Tuesday, August 26, 2014

Lets go!

Intro…
Hello all, welcome to my blog.  My name is Chris Daigrepont, 33 years old and currently residing in Anchorage, AK.  I married my high school sweetheart with whom I now spend a majority of my waking hours herding our three children.  We love to be outdoors, and do so as often as is possible with a young family.  I also love golfing, home brewing and crossfitting.  I completed the final class for my BS degree the day my last daughter was born.  She is quickly approaching 4 now, so I figured it was time to saddle back up.  I have just begun my graduate degree at Bellevue University in Cybersecurity. 
I am a 15 year Air Force service member, the only job I have ever had.  I have had a wonderful career that has truly molded me into who I am today, and allowed me to serve on each continent.  I have been in an IT career field the whole time which has given me a broad understanding of technology and how it is used for the Department of Defense.  Until recently I was strictly on the operational side of IT; helpdesk, system admin, engineering…around a year ago I got the opportunity to attend a CISSP bootcamp, which truly peaked my interest and caused me to refocus on a new future in the IT field.  My current job takes me away from any serious IT or security work, another driving factor in going back to school. 

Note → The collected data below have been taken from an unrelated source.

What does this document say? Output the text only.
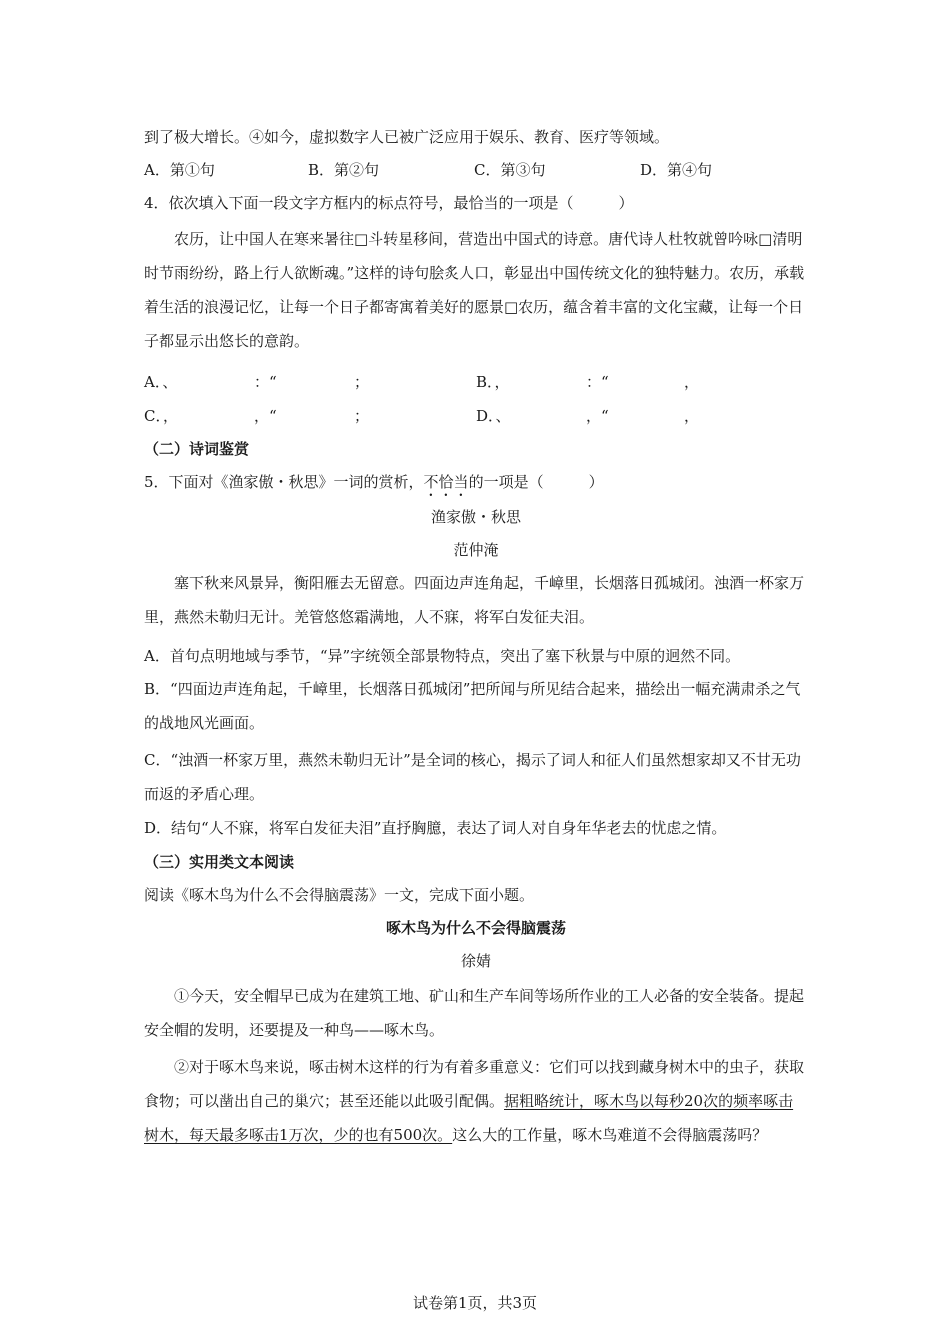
到了极大增长。④如今，虚拟数字人已被广泛应用于娱乐、教育、医疗等领域。
A．第①句	B．第②句	C．第③句	D．第④句
4．依次填入下面一段文字方框内的标点符号，最恰当的一项是（　　　）
农历，让中国人在寒来暑往□斗转星移间，营造出中国式的诗意。唐代诗人杜牧就曾吟咏□清明时节雨纷纷，路上行人欲断魂。”这样的诗句脍炙人口，彰显出中国传统文化的独特魅力。农历，承载着生活的浪漫记忆，让每一个日子都寄寓着美好的愿景□农历，蕴含着丰富的文化宝藏，让每一个日子都显示出悠长的意韵。
A．、	：“	；	B．，	：“	，
C．，	，“	；	D．、	，“	，
（二）诗词鉴赏
5．下面对《渔家傲・秋思》一词的赏析，不恰当的一项是（　　　）
渔家傲・秋思
范仲淹
塞下秋来风景异，衡阳雁去无留意。四面边声连角起，千嶂里，长烟落日孤城闭。浊酒一杯家万里，燕然未勒归无计。羌管悠悠霜满地，人不寐，将军白发征夫泪。
A．首句点明地域与季节，“异”字统领全部景物特点，突出了塞下秋景与中原的迥然不同。
B．“四面边声连角起，千嶂里，长烟落日孤城闭”把所闻与所见结合起来，描绘出一幅充满肃杀之气的战地风光画面。
C．“浊酒一杯家万里，燕然未勒归无计”是全词的核心，揭示了词人和征人们虽然想家却又不甘无功而返的矛盾心理。
D．结句“人不寐，将军白发征夫泪”直抒胸臆，表达了词人对自身年华老去的忧虑之情。
（三）实用类文本阅读
阅读《啄木鸟为什么不会得脑震荡》一文，完成下面小题。
啄木鸟为什么不会得脑震荡
徐婧
①今天，安全帽早已成为在建筑工地、矿山和生产车间等场所作业的工人必备的安全装备。提起安全帽的发明，还要提及一种鸟——啄木鸟。
②对于啄木鸟来说，啄击树木这样的行为有着多重意义：它们可以找到藏身树木中的虫子，获取食物；可以凿出自己的巢穴；甚至还能以此吸引配偶。据粗略统计，啄木鸟以每秒20次的频率啄击树木，每天最多啄击1万次，少的也有500次。这么大的工作量，啄木鸟难道不会得脑震荡吗？
试卷第1页，共3页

Seeing as this is a security blog, I wanted to share some quick thoughts from a recent inspection I recently went through that had many points of emphasis relevant to the field.  All businesses practice Operational Security, or OPSEC by one name or another.  It all deals with protecting sensitive information from becoming compromised.  The information OPSEC is concerned with isn’t necessarily your companies’ most confidential secrets, rather it focuses on safeguarding what some may consider non-critical pieces of information.  This information such as PII, proprietary business practices, or operational practices may not be harmful on its own, but when aggregated it can paint a vivid picture of your organizations activities.   Critical in the DoD, we not only practice it, we inspect it. 
My organization recently underwent an inspection, and the common theme brought to our attention afterwards was the average company member not taking an active ownership role in the information security process.  IT security personnel can install the most advanced firewalls, provide encryption mechanisms, perform dirty word scanning on a mail server, but they cannot control everything the end users do.  The employee must take on the challenge of securing their data which means they must encrypt critical information, shred documentation, and be mindful of who they are sending sensitive information to.  Most negligent discharges of information I have seen are a direct result of ignorance of policy and carelessness, not failure of technical controls.  Some members of the organization did not know what data was critical, requiring protection while others knew what was critical, but not how to safeguard it.  To combat this we are becoming more involved as OPSEC managers, which means more mass training, e-mails, presentations and repetitions for the user…no fun for anyone.  Hopefully some measurable results are shown.  I suppose all InfoSec professionals struggle with the concept of achieving buy-in to policy.  It is difficult to stress the importance of doing things the right way over the quick and easy way.